Thursday, July 16, 2015

Value Based Purchasing Newsletter Article Part II


                           Better Care.  Smarter Spending.  Healthier People.
Paying for Value – Not Volume!
Whether you are a patient, a provider, a health plan or a taxpayer it is in our common interest to build a healthcare delivery system that is better, smarter and healthier – a system that delivers better care; a system that spends healthcare dollars more wisely; and a system that makes our communities healthier!  We must develop and implement better ways as a country to deliver care, pay providers and distribute information.
Improving the quality and affordability of care for all Americans has always been a pillar of the Affordable Care Act, alongside expanding access to such care.  The ACA provides an opportunity to shape healthcare delivery, improve the quality of care provided and reduce overall growth of healthcare costs.  Value and care-coordination will now be rewarded, rather than volume and care duplication.  The Department of Health and Human Services has established and communicated the benchmarks and metrics that will be used for accountability and drive the attainment of goals for Value Based Purchasing.
There are actually four categories that currently outline this new structure for payments to providers:
1.     Category One – fee-for-service with NO link of payment to quality.
2.     Category Two – fee-for-service with a link of payment to quality.
3.     Category Three – alternative payment models built on fee-for-service architecture.
4.     Category Four – population-based payment.
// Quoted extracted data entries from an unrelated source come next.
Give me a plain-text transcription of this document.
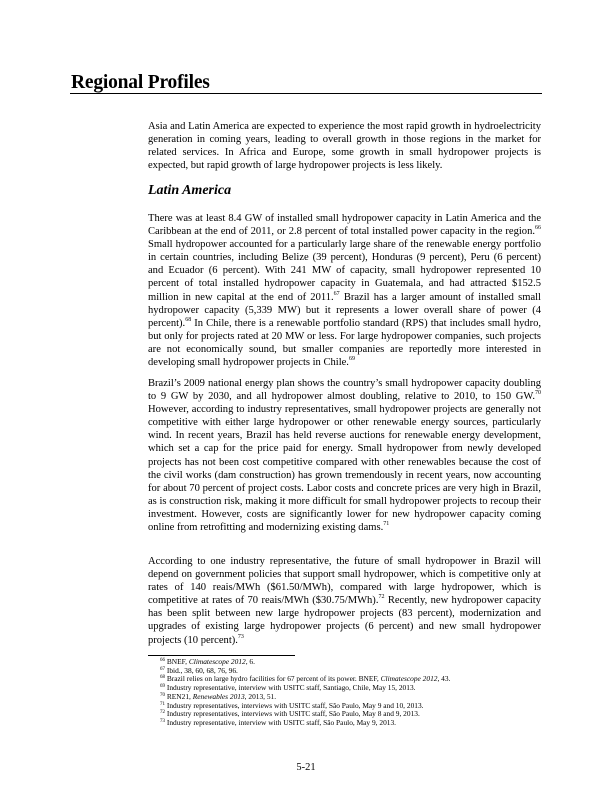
Regional Profiles

Asia and Latin America are expected to experience the most rapid growth in hydroelectricity generation in coming years, leading to overall growth in those regions in the market for related services. In Africa and Europe, some growth in small hydropower projects is expected, but rapid growth of large hydropower projects is less likely.

Latin America

There was at least 8.4 GW of installed small hydropower capacity in Latin America and the Caribbean at the end of 2011, or 2.8 percent of total installed power capacity in the region.$^{66}$ Small hydropower accounted for a particularly large share of the renewable energy portfolio in certain countries, including Belize (39 percent), Honduras (9 percent), Peru (6 percent) and Ecuador (6 percent). With 241 MW of capacity, small hydropower represented 10 percent of total installed hydropower capacity in Guatemala, and had attracted $152.5 million in new capital at the end of 2011.67 Brazil has a larger amount of installed small hydropower capacity (5,339 MW) but it represents a lower overall share of power (4 percent).$^{68}$ In Chile, there is a renewable portfolio standard (RPS) that includes small hydro, but only for projects rated at 20 MW or less. For large hydropower companies, such projects are not economically sound, but smaller companies are reportedly more interested in developing small hydropower projects in Chile.$^{69}$

Brazil’s 2009 national energy plan shows the country’s small hydropower capacity doubling to 9 GW by 2030, and all hydropower almost doubling, relative to 2010, to 150 GW.$^{70}$ However, according to industry representatives, small hydropower projects are generally not competitive with either large hydropower or other renewable energy sources, particularly wind. In recent years, Brazil has held reverse auctions for renewable energy development, which set a cap for the price paid for energy. Small hydropower from newly developed projects has not been cost competitive compared with other renewables because the cost of the civil works (dam construction) has grown tremendously in recent years, now accounting for about 70 percent of project costs. Labor costs and concrete prices are very high in Brazil, as is construction risk, making it more difficult for small hydropower projects to recoup their investment. However, costs are significantly lower for new hydropower capacity coming online from retrofitting and modernizing existing dams.$^{71}$

According to one industry representative, the future of small hydropower in Brazil will depend on government policies that support small hydropower, which is competitive only at rates of 140 reais/MWh ($61.50/MWh), compared with large hydropower, which is competitive at rates of 70 reais/MWh ($30.75/MWh).$^{72}$ Recently, new hydropower capacity has been split between new large hydropower projects (83 percent), modernization and upgrades of existing large hydropower projects (6 percent) and new small hydropower projects (10 percent).$^{73}$

$^{66}$ BNEF, Climatescope 2012, 6.
$^{67}$ Ibid., 38, 60, 68, 76, 96.
$^{68}$ Brazil relies on large hydro facilities for 67 percent of its power. BNEF, Climatescope 2012, 43.
$^{69}$ Industry representative, interview with USITC staff, Santiago, Chile, May 15, 2013.
$^{70}$ REN21, Renewables 2013, 2013, 51.
$^{71}$ Industry representatives, interviews with USITC staff, São Paulo, May 9 and 10, 2013.
$^{72}$ Industry representatives, interviews with USITC staff, São Paulo, May 8 and 9, 2013.
$^{73}$ Industry representative, interview with USITC staff, São Paulo, May 9, 2013.
5-21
Value-based purchasing includes payments made in categories 2 thru 4, with the goal of moving the majority of encounters to the population-based payment group.  The goal is to increase accountability for both quality and total cost of the care provided.  At the end of 2014, an estimated 20 percent of Medicare reimbursements had shifted to categories 3 and 4. 
The Department of Health and Human Services has set a goal that by the end of 2016, 30 percent of all Medicare payments will be in categories 3 and 4, and that goal increases to 50 percent by the end of 2018.  Part of this will be accomplished by utilization of alternative payments models such as the medical home, bundling payments and utilization of Accountable Care Organizations. Ultimately the goal is that by the end of 2018, 90 percent of Medicare fee-for-service payments will be in categories 2 thru 4.  In these alternative payment models, providers are accountable for the quality and cost of care for the people and populations they serve moving away from the old way of doing things which amounted to “the more you do, the more you get paid”.
Let’s expand a bit on one of the alternative models.  In the Patient Centered Medical Home model, instead of physicians working in silos, separately, care coordinators oversee all the care a patient is getting.  This means patients are more likely to get the right tests and medications rather than getting duplicated tests, procedures, etc.  These medical homes typically offer patients access to a physician or other clinicians 24/7, and some may offer extended office hours.
According to the Secretary of the Department of Health and Human Services in a statement earlier this year, she stated the progress made thus far has saved taxpayers more than $116 billion. This savings translates in the ability of organizations to reduce expenditures and reinvest those dollars in higher quality care for their employees – wellness programs, for example.
America’s healthcare system is poised to move into its next phase – a coordinated, cost-efficient and quality driven system that promotes and supports individuals and community health.
New drivers have been implemented to foster these changes and next month we will share information on The Center for Medicare and Medicaid Innovation, Transforming Clinical Practices Initiative and the National Quality Strategy.